Vous ne rêvez que de cracher du vert gluant sur la caravane de 1.6 milliards de chrétiens avec votre arrogant ir-respect pour le Pape que vous venez de faire même le jour de Noël. Sa Sainteté Le Pape, אפיפיור que vous traitez et sans vergogne, par le "paperon blanc" et que vous avez donné son prénom de François à votre chat ( comme c est ridicule de votre part) d après vos dires dans vos "fins et excellents" ( blague à part!) textes sur ces blog. Pour être fanatiques, vos écrits en sont comme Voltaire a dit l y a 250 ans en parlant des fanatiques religieux comme des terroristes avec un cerveau gangrené et irrécupérable.

Sans autre.
Charles 05.

Écrit par : Charles 05 | 26/12/2016

Pierre NOEL,

Je me trompe de ceci ou de cela
mais je ne suis pas d'accord avec l'appellation de mythe concernant l'histoire de Jésus.
Soit il n'a pas vécu soit si.

Aux travaux et recherches, si.

Il faut connaître les évangiles pour savoir en quoi ils répondent à nos attentes ou problèmes actuels, non parler mythe.

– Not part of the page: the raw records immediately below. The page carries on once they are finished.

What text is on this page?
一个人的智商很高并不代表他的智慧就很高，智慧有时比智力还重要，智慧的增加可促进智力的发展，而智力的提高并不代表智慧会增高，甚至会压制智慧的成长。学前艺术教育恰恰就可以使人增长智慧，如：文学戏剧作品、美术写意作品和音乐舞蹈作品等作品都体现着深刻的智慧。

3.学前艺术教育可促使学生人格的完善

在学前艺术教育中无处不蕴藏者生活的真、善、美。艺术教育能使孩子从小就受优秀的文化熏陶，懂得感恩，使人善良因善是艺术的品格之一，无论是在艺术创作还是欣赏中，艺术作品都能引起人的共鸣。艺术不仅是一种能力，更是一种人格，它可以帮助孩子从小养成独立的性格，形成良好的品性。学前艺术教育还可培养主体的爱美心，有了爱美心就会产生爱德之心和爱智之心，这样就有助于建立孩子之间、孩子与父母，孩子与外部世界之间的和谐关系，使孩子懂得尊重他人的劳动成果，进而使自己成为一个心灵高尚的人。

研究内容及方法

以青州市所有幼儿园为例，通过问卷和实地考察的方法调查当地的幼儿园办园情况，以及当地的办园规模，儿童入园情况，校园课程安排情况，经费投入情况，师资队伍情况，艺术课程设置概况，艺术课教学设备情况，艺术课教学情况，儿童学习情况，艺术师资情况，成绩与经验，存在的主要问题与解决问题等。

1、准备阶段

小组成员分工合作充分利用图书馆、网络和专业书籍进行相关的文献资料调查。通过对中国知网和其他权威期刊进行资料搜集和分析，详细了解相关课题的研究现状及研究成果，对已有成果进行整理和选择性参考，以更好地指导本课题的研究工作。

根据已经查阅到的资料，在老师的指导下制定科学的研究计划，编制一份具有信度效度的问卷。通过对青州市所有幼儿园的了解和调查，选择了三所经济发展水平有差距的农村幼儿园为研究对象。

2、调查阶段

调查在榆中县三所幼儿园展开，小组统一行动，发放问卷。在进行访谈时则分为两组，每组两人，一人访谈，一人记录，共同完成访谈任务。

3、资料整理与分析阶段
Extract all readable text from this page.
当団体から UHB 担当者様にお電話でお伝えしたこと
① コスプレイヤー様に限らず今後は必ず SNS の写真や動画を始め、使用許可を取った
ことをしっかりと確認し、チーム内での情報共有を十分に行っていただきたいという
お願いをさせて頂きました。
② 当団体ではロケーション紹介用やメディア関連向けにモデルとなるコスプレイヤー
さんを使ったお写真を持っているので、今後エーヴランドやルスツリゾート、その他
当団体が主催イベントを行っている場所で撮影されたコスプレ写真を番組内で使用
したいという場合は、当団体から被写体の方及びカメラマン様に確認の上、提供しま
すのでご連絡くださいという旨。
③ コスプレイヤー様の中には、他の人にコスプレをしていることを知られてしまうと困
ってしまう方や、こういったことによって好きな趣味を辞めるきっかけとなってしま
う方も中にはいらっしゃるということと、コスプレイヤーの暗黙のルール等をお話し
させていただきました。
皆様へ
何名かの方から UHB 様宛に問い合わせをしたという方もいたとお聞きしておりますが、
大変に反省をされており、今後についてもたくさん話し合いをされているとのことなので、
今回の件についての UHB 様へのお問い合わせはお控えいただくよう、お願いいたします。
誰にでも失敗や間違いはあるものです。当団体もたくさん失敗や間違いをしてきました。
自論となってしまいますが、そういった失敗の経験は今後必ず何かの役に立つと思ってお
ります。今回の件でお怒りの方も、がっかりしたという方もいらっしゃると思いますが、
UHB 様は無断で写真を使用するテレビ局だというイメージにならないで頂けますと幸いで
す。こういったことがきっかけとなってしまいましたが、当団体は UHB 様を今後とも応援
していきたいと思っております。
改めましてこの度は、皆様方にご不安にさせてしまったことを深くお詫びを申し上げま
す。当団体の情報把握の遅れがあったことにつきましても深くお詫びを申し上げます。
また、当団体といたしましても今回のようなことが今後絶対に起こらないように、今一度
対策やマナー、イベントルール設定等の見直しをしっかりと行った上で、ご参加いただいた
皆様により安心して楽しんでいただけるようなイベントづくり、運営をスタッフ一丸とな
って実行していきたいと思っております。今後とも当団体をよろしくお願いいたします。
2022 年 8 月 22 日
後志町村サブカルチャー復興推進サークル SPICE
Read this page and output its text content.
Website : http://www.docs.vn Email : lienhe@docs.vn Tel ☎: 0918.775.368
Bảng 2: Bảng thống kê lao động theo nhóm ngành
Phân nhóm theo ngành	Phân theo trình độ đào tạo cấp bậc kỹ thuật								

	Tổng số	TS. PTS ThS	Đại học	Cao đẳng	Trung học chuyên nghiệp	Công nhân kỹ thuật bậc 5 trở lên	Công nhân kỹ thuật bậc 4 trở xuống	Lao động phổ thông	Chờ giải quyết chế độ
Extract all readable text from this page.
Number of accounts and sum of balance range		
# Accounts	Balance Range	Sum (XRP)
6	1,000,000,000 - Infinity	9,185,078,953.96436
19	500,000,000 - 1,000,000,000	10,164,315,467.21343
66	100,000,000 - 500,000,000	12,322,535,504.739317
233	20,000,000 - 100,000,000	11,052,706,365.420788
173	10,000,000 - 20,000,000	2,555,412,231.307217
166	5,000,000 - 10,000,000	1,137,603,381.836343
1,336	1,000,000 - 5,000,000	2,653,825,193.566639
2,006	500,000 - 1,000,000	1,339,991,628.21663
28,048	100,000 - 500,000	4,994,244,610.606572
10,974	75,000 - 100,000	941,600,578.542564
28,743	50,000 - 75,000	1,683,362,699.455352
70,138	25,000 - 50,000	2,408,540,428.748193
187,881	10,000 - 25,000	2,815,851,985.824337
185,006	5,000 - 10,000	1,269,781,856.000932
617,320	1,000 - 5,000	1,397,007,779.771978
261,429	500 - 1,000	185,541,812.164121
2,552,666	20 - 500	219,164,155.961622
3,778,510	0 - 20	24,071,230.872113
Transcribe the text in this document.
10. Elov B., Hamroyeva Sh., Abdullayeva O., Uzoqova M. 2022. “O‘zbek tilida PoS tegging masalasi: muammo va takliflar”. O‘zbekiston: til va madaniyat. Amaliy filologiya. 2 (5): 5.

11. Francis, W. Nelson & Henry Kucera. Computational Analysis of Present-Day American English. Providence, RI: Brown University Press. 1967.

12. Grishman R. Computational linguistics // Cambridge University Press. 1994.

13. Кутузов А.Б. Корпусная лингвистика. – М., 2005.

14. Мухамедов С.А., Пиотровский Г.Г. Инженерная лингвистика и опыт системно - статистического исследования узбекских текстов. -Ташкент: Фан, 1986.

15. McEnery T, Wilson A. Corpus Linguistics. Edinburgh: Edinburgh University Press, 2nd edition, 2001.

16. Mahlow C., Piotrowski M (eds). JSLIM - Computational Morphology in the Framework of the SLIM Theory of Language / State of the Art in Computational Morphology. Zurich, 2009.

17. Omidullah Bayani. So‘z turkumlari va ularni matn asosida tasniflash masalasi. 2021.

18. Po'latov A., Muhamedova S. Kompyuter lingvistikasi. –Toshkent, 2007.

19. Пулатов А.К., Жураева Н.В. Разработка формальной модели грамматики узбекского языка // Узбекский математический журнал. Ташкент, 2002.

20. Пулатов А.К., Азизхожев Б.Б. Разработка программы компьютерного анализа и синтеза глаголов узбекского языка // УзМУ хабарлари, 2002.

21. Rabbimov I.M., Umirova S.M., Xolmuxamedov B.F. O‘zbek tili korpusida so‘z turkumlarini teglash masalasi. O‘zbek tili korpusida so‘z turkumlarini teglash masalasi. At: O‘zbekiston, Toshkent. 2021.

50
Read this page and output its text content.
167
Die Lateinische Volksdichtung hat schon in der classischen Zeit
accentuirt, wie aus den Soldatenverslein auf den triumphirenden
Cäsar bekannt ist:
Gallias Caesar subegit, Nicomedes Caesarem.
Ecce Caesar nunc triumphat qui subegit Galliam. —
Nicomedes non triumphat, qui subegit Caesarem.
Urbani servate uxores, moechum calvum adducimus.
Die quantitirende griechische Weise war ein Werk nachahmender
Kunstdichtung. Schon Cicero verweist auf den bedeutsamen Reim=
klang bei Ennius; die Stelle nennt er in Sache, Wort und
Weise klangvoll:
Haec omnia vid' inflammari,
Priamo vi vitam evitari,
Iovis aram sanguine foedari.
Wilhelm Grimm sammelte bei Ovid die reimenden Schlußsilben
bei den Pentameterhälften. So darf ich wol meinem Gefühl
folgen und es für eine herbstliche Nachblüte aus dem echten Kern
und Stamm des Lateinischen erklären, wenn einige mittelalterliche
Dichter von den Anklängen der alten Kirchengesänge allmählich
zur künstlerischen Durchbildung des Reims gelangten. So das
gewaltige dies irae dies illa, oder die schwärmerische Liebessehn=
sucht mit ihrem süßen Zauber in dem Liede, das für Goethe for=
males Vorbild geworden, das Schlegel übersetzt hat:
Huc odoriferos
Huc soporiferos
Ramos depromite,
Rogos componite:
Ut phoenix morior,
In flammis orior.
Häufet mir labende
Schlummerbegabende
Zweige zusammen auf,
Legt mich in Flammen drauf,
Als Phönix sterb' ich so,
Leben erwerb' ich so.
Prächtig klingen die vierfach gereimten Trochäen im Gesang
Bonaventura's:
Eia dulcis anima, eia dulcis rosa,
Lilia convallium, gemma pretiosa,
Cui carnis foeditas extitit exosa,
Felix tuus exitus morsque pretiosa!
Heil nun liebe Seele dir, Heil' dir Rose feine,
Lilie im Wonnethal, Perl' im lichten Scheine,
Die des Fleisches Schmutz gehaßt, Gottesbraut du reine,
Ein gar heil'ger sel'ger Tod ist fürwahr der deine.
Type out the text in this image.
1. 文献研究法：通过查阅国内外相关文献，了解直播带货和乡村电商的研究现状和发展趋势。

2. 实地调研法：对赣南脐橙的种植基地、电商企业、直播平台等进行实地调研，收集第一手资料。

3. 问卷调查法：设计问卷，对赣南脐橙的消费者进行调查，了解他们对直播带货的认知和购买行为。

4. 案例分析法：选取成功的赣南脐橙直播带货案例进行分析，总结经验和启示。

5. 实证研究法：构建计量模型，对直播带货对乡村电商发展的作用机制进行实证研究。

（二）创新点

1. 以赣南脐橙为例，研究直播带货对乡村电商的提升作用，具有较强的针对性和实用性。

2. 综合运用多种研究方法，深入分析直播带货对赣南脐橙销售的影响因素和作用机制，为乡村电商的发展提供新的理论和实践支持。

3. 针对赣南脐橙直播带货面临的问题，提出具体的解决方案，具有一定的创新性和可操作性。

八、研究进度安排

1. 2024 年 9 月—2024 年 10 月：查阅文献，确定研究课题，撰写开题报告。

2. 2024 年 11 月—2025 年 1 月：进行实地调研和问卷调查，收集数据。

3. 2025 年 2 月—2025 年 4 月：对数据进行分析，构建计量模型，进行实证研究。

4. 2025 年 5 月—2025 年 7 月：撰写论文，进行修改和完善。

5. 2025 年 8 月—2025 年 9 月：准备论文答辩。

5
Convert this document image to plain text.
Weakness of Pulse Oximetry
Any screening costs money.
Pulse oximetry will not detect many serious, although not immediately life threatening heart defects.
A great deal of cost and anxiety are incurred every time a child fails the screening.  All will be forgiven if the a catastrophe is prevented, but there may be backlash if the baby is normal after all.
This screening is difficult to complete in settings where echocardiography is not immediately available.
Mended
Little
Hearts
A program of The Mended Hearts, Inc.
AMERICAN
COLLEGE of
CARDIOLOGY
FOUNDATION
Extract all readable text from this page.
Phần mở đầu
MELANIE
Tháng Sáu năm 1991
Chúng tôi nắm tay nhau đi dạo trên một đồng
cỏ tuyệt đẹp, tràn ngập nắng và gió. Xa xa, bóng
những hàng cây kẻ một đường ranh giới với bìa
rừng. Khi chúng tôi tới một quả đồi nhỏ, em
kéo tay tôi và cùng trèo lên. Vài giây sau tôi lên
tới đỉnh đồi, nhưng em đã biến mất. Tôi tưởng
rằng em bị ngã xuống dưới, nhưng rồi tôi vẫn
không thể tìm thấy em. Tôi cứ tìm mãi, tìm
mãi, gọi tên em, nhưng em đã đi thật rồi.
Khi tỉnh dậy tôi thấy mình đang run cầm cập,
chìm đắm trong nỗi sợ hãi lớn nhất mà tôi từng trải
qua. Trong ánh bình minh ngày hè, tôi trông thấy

Contempler une œuvre d'art ou composer un récitatif pour UN ORATORIO DE NOEL en plaisantant sur les Pampers... ne change rien à notre société qu'à mon niveau, je ressens immonde.

Je crois que le christianisme doit avancer en tournant une page non par échec, de très bonnes choses ont été réalisées, il ne faut pas tout noircir
mais le présent, "présent" qui ne l'est pas, le néolibéralisme appelle à une mobilisation générale pour lutter contre la perte des valeurs et acquis sociétaux et humains.

Bien à vous tous.

Écrit par : Myriam Belakovsky | 27/12/2016

Myriam,

Il est évident que le christianisme n'a pas eu que des effets négatifs, même au travers de seigneurs ou notables honnêtes et sincères.

Au delà du concept, c'est le mensonge et les manipulations dans un système patriarcal ou le célibat démontre le degré de haine au nom du plus haut, au dessus du roi s'il le faut afin de garder main-mise sur l'inconscient humain, siège des pensées et des actions.

Ce que vous évoquez sert à l'organisation social maîtrisée par quelques uns pour enrichir la dynastie ou le despote c'est selon.

Sans ces croyances, pas de soldats pour mourir, pas d'esclaves pour travailler gratuitement, peu d'enrichissement bref, le système royal s'effondre de lui-même.

C'est très résumé j'en conviens. Quant au paradis et à l'enfer, c'est la carotte et le bâton. Le tribunal des flagrants délires ou bordel cosmique pour les croyants islamiques, c'est kif kif.

A bientôt, bonne fin d'année......

Écrit par : Pierre NOËL | 27/12/2016

Société immonde: la No 1029 de Marianne à propos de la souffrance animale, plus particulièrement, la tuerie des animaux de boucherie présente un tout petit cochonnet dans les bras de son bon maître avec une toute petite patte confiante sur la manche de l'homme...

Souffrances effarantes des animaux de boucherie de par la cadence forcenée des tueries à la chaîne aux locaux selon lesquels hermétiquement clos afin que nul ne puisse savoir ce qui se passe

abattage rituels "religieux"!

vivisection

Nous ne pourrons jamais dire que nous ne savions pas.

En terminant ces lignes une pensée aux camps de concentration des nazis avec formations musicales afin d'assourdir les cris des suppliciés.

Écrit par : Myriam Belakovsky | 27/12/2016

Que reste-t-il de Noël?

Vos deux prénoms, Monsieur Cuénod: le premier annonçant le second!